All of the stores and bars, between Fourth and Seventh, on both sides of Broadway, had been evacuated by the police. The merchants would complain fiercely, but public safety was paramount. The Metro police were in charge of crowd control. There were eighteen officers, six plainclothes detectives, and a police captain assigned to the stakeout.

In the middle of the two barricades was Tootsie’s Orchid Lounge. It had been located on Broadway, close to Fifth, since the 1930s. It was and still is a Nashville landmark, with its distinctive purple signage. In the thirties and forties it was a honky-tonk famous for bluegrass music. In the fifties, the music venue distinctly changed and moved forward to country music and what came to be known as the Nashville sound. In the sixties, country and country rock, also known as rockabilly, became the lounge’s meat and potatoes. At that time, it was the hangout for songwriters such as Johnny Cash, Waylon Jennings, Willie Nelson, and Kris Kristofferson. These unknown songsters, while heavily drinking at a table, would write a song and jump up on
stage and sing. Sammie heard the stories, and Morty knew them all. He represented those songwriters. He helped them publish their songs and form their own publishing companies, and he represented them when they got busted for drugs, public intoxication, or barroom brawls.

Sammie, from Morty, knew that this stakeout was a direct result of his phone calls to news outlets. From one of the doctor’s offices at the hospital, Morty had called the editor in chief of the
Nashville Banner
. The prominent editor and Morty had worked together in the civil rights movement. The Davis beating story was front page and included the artist’s rendering of the two assailants.

Morty also called all three local television stations and spoke directly with their news directors. At five o’clock, on all three major networks, the lead story was the Davis beating. Quite frankly, the attack of a lawyer didn’t warrant that much sympathy. To the average citizen, the beating of a lawyer wasn’t news; it was cause for celebration.

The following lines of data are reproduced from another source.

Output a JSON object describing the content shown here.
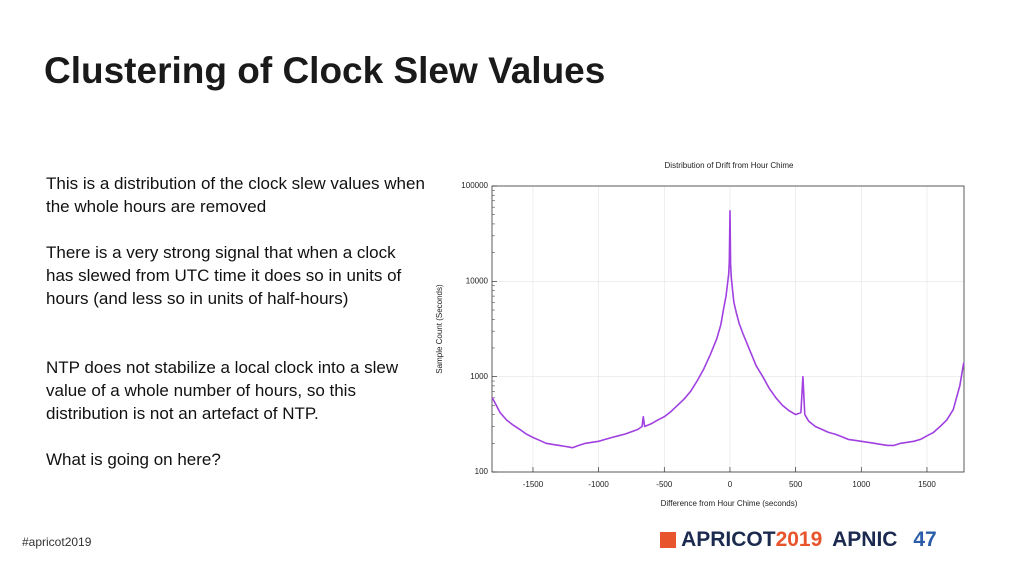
{
  "slide": {
    "title": "Clustering of Clock Slew Values",
    "paragraphs": [
      "This is a distribution of the clock slew values when the whole hours are removed",
      "There is a very strong signal that when a clock has slewed from UTC time it does so in units of hours (and less so in units of half-hours)",
      "NTP does not stabilize a local clock into a slew value of a whole number of hours, so this distribution is not an artefact of NTP.",
      "What is going on here?"
    ],
    "footer": "#apricot2019",
    "logo": {
      "apricot": "APRICOT",
      "year": "2019",
      "apnic": "APNIC",
      "number": "47"
    }
  },
  "chart_data": {
    "type": "line",
    "title": "Distribution of Drift from Hour Chime",
    "x_label": "Difference from Hour Chime (seconds)",
    "y_label": "Sample Count (Seconds)",
    "color": "#a040e0",
    "log_y": true,
    "grid": true,
    "x": [
      -1810,
      -1750,
      -1700,
      -1650,
      -1600,
      -1550,
      -1500,
      -1450,
      -1400,
      -1350,
      -1300,
      -1250,
      -1200,
      -1150,
      -1100,
      -1050,
      -1000,
      -950,
      -900,
      -850,
      -800,
      -750,
      -700,
      -670,
      -660,
      -650,
      -600,
      -550,
      -500,
      -450,
      -400,
      -350,
      -300,
      -250,
      -200,
      -150,
      -100,
      -70,
      -50,
      -30,
      -20,
      -10,
      -5,
      0,
      5,
      10,
      20,
      30,
      50,
      70,
      100,
      150,
      200,
      250,
      300,
      350,
      400,
      450,
      500,
      540,
      555,
      570,
      600,
      650,
      700,
      750,
      800,
      850,
      900,
      950,
      1000,
      1050,
      1100,
      1150,
      1200,
      1250,
      1300,
      1350,
      1400,
      1450,
      1500,
      1550,
      1600,
      1650,
      1700,
      1750,
      1780
    ],
    "values": [
      600,
      420,
      350,
      310,
      280,
      250,
      230,
      215,
      200,
      195,
      190,
      185,
      180,
      190,
      200,
      205,
      210,
      220,
      230,
      240,
      250,
      265,
      280,
      300,
      380,
      300,
      320,
      350,
      380,
      430,
      500,
      580,
      700,
      900,
      1200,
      1700,
      2500,
      3500,
      5000,
      7000,
      9000,
      12000,
      16000,
      55000,
      15000,
      11000,
      8000,
      6000,
      4600,
      3600,
      2800,
      1900,
      1300,
      1000,
      750,
      600,
      500,
      440,
      400,
      420,
      1000,
      400,
      340,
      300,
      280,
      260,
      250,
      235,
      220,
      215,
      210,
      205,
      200,
      195,
      190,
      190,
      200,
      205,
      210,
      220,
      240,
      260,
      300,
      350,
      450,
      800,
      1400
    ],
    "xlim": [
      -1812,
      1782
    ],
    "ylim": [
      100,
      100000
    ],
    "xticks": [
      -1500,
      -1000,
      -500,
      0,
      500,
      1000,
      1500
    ],
    "yticks": [
      100,
      1000,
      10000,
      100000
    ]
  }
}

Sammie couldn’t take her eyes off the front door of Tootsie’s. Its bright purple sign was vibrant, and there was a strange reflection from the midday sun. Even though it was late September, it was quite warm. The armpits of all of the officers were stained dark blue from perspiration and nerves. She could feel the tension in the air.

She looked at the crowd behind the barricades. Most were staring at the bar’s front door, just like her, in anticipation of conflict and possible violence. They couldn’t help themselves.

Suddenly, two men emerged from the doorway and walked onto the street. Sammie recognized them as
Laurel and Hardy from the artist’s rendering and from their 1930s movie
Babes in Toyland
. The pair moved about six feet forward, away from the front door of the bar.

Someone shouted, “You’re under arrest! Hands behind your heads! No sudden moves or you’re dead men!”